When could a denial of service attack have lethal consequences? It could be fatal if it is launched at a “crucial point” during a surgery which is being conducted over the Internet by a surgeon via a teleoperated robot.
When a surgeon cannot physically be in a specific location, but a robot could, then telesurgery could allow a surgeon to operate via a robotic system from a remote location; teleoperated surgical robots could be used to save lives in underdeveloped rural areas, locations affected by natural or human-caused disasters and battlefield scenarios. Yet security has not been a concern for telerobotic surgery, even though there is a 20% yearly increase in the number of robots sold. The authors of a recent research paper asked, “What if the computer systems for these robots are attacked, taken over and even turned into weapons?” They referenced Stuxnet as an example of what can happen when a cyber-physical system, aka embedded system, is targeted.
A team of bright minds from the University of Washington Departments of Electrical Engineering and of Computer Science and Engineering identified “a slew of possible cyber security threats.” During research supported by the National Science Foundation, they were able to “maliciously control a wide range of robots functions, and even to completely ignore or override command inputs from the surgeon.” But those aren’t the only attacks they demonstrated in “To Make a Robot Secure: An Experimental Analysis of Cyber Security Threats Against Teleoperated Surgical Robots.” They also found “that it is possible to abuse the robot’s existing emergency stop (E-stop) mechanism to execute efficient (single packet) attacks.”
The researchers set out to determine how easily an attacker could compromise a teleoperated surgery system and what cyberattacks could be successfully launched. For their analysis, they used the robotic surgery platform Raven II which was developed by the University of Washington and was featured in the film Ender’s Game.

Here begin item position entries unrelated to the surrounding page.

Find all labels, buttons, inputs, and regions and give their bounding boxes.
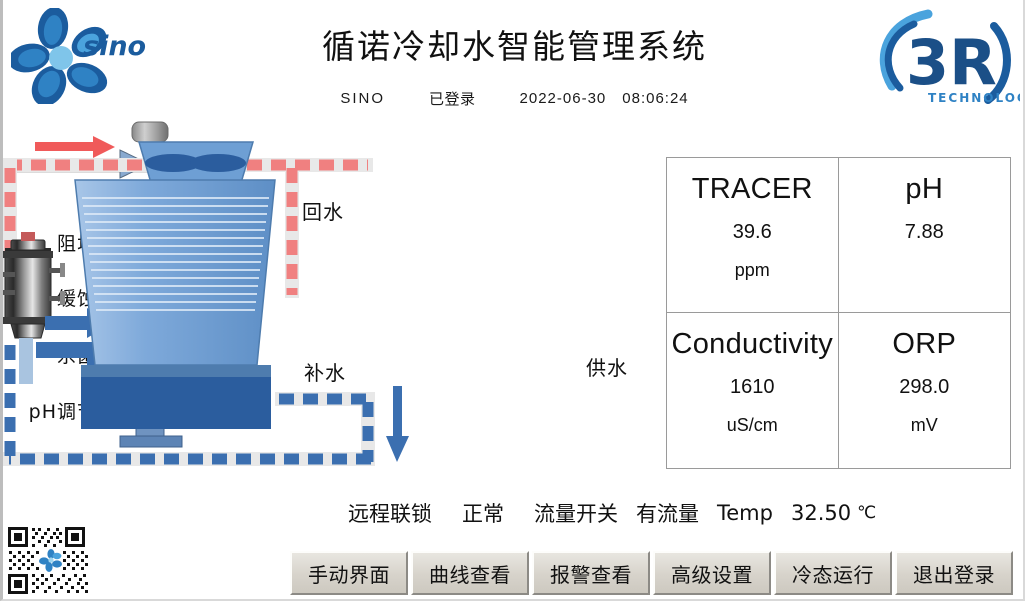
measurement-label: pH <box>905 172 943 207</box>
nav-button-bar: 手动界面 曲线查看 报警查看 高级设置 冷态运行 退出登录 <box>290 551 1013 595</box>
tower-shell <box>75 180 275 365</box>
button-logout[interactable]: 退出登录 <box>895 551 1013 595</box>
button-manual-screen[interactable]: 手动界面 <box>290 551 408 595</box>
measurement-orp[interactable]: ORP 298.0 mV <box>839 313 1011 468</box>
flow-switch-value: 有流量 <box>636 498 699 528</box>
return-flow-arrow <box>35 136 115 158</box>
header-bar: sino 循诺冷却水智能管理系统 SINO 已登录 2022-06-30 08:… <box>3 0 1025 120</box>
process-diagram <box>3 120 663 480</box>
measurement-value: 39.6 <box>733 221 772 244</box>
label-supply-water: 供水 <box>586 352 628 381</box>
button-trend-view[interactable]: 曲线查看 <box>411 551 529 595</box>
fan-blade-right <box>190 154 246 172</box>
heat-exchanger-vessel[interactable] <box>3 232 65 384</box>
logged-user: SINO <box>340 90 385 107</box>
measurement-ph[interactable]: pH 7.88 <box>839 158 1011 313</box>
temp-unit: ℃ <box>857 503 876 523</box>
hmi-screen: sino 循诺冷却水智能管理系统 SINO 已登录 2022-06-30 08:… <box>0 0 1025 601</box>
button-alarm-view[interactable]: 报警查看 <box>532 551 650 595</box>
button-cold-start[interactable]: 冷态运行 <box>774 551 892 595</box>
qr-code[interactable] <box>5 524 101 598</box>
supply-flow-arrow <box>386 386 409 462</box>
3r-tagline: TECHNOLOGY <box>928 91 1020 105</box>
system-date: 2022-06-30 <box>520 90 607 107</box>
system-time: 08:06:24 <box>622 90 688 107</box>
tower-fill-louvers <box>82 198 269 310</box>
measurement-unit: ppm <box>735 260 770 281</box>
button-advanced-setup[interactable]: 高级设置 <box>653 551 771 595</box>
temp-value: 32.50 <box>791 501 851 525</box>
interlock-label: 远程联锁 <box>348 498 432 528</box>
measurement-label: ORP <box>892 327 956 362</box>
status-strip: 远程联锁 正常 流量开关 有流量 Temp 32.50 ℃ <box>348 496 1013 530</box>
3r-technology-logo: 3R TECHNOLOGY <box>870 4 1020 114</box>
measurement-panel: TRACER 39.6 ppm pH 7.88 Conductivity 161… <box>666 157 1011 469</box>
flow-switch-label: 流量开关 <box>534 498 618 528</box>
measurement-tracer[interactable]: TRACER 39.6 ppm <box>667 158 839 313</box>
measurement-value: 298.0 <box>899 376 949 399</box>
login-status: 已登录 <box>429 88 476 109</box>
measurement-label: TRACER <box>692 172 813 207</box>
interlock-value: 正常 <box>462 498 504 528</box>
measurement-label: Conductivity <box>671 327 833 362</box>
label-return-water: 回水 <box>302 196 344 225</box>
measurement-value: 7.88 <box>905 221 944 244</box>
cooling-tower <box>75 142 275 429</box>
measurement-unit: uS/cm <box>727 415 778 436</box>
measurement-conductivity[interactable]: Conductivity 1610 uS/cm <box>667 313 839 468</box>
label-makeup-water: 补水 <box>304 357 346 386</box>
measurement-unit: mV <box>911 415 938 436</box>
3r-wordmark: 3R <box>906 26 997 99</box>
measurement-value: 1610 <box>730 376 775 399</box>
temp-label: Temp <box>717 501 773 525</box>
tower-basin <box>81 377 271 429</box>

The Raven II has “two winglike arms that end in tiny claws” which were designed to hold surgical tools in order to perform surgery via commands sent over the Internet. “A surgeon sitting at a screen can look through Raven’s cameras and guide the instruments to perform a task such as suturing,” explained UW. The Raven II robot runs on a PC running the Robot Operating System (ROS), which is open-source control software. The Raven communicates “with the control console using a standard communications protocol for remote surgery known as the Interoperable Telesurgery Protocol,” a publicly available protocol that the researchers were able to easily hijack. “We effectively took control over the teleoperated procedure,” they wrote (pdf).

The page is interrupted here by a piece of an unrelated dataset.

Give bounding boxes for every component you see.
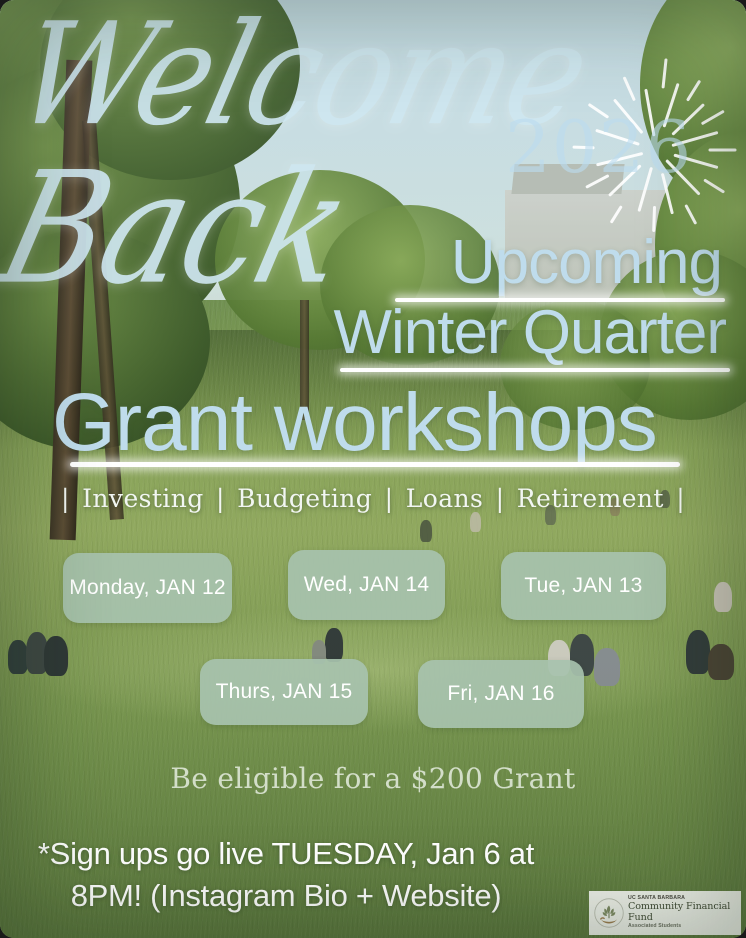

In hijacking attacks, a malicious entity causes the robot to completely ignore the intentions of a surgeon, and to instead perform some other, potentially harmful actions. Some possible attacks includes both temporary and permanent takeovers of the robot, and depending on the actions executed by the robot after being hijacked, these attacks can be either very discreet or very noticeable.
While some people do die on an operating table, death on an operating table due to a denial-of-service attack is hard to imagine. However, in another hijacking attack, the researchers were able to abuse the robot’s safety mechanism that is meant to prevent the robot’s arms from moving too fast or outside of the allowed area. “Every time the Raven’s arms are commanded to move too fast, or go to an unsafe position, the robot’s software imposes a system-wide halt, referred to as a software E-stop.” Yet they found “that it is possible to abuse the robot’s emergency stop (E-stop) to execute efficient (one packet) denial-of-service attacks.”
The research team added:
By sending a leading packet to the robot, where at least one of the changes in position or rotation is too large, and would cause the Raven to either go too fast or to go to a forbidden region, we are able to E-stop the robot. Moreover, by repeatedly sending a malicious leading packet as the one just described, we are able to easily stop the robot from ever being properly reset, thus effectively making a surgical procedure impossible.
In another of the three types of cyberattacks studied, the researchers said an attacker could directly impact a surgeon’s intended actions by modifying his/her messages while packets are in-flight to make the robot’s real-time responsiveness movements jerky and difficult to control. Some of the attacks included changing the surgeon’s packets on-the-fly by “deleting, delaying or re-ordering” commands before sending them to Raven, such as commanding the robot to change position or rotation. The team wrote, “Most of these attacks had a noticeable impact on the Raven immediately upon launch.”
Besides increasing awareness of security issues in cyber-physical systems, the researchers showed attacks against Raven II resulted in breaching “several concerning elements of the system over a wide attack surface, and some extremely efficiently (with a single packet).” They concluded that “some of these attacks could have easily been prevented by using well-established and readily-available security mechanisms, including encryption and authentication.” Yet “encrypting and authenticating video feedback will likely cause an unacceptable decrease in packet throughput rate.”
Lastly, the researchers believe that the concerns they presented “are not unique to teleoperated surgery, but are common to all teleoperated robots. Because of the wide variety of physical and digital capabilities these systems wield, telerobotic security needs to become front-and-center.”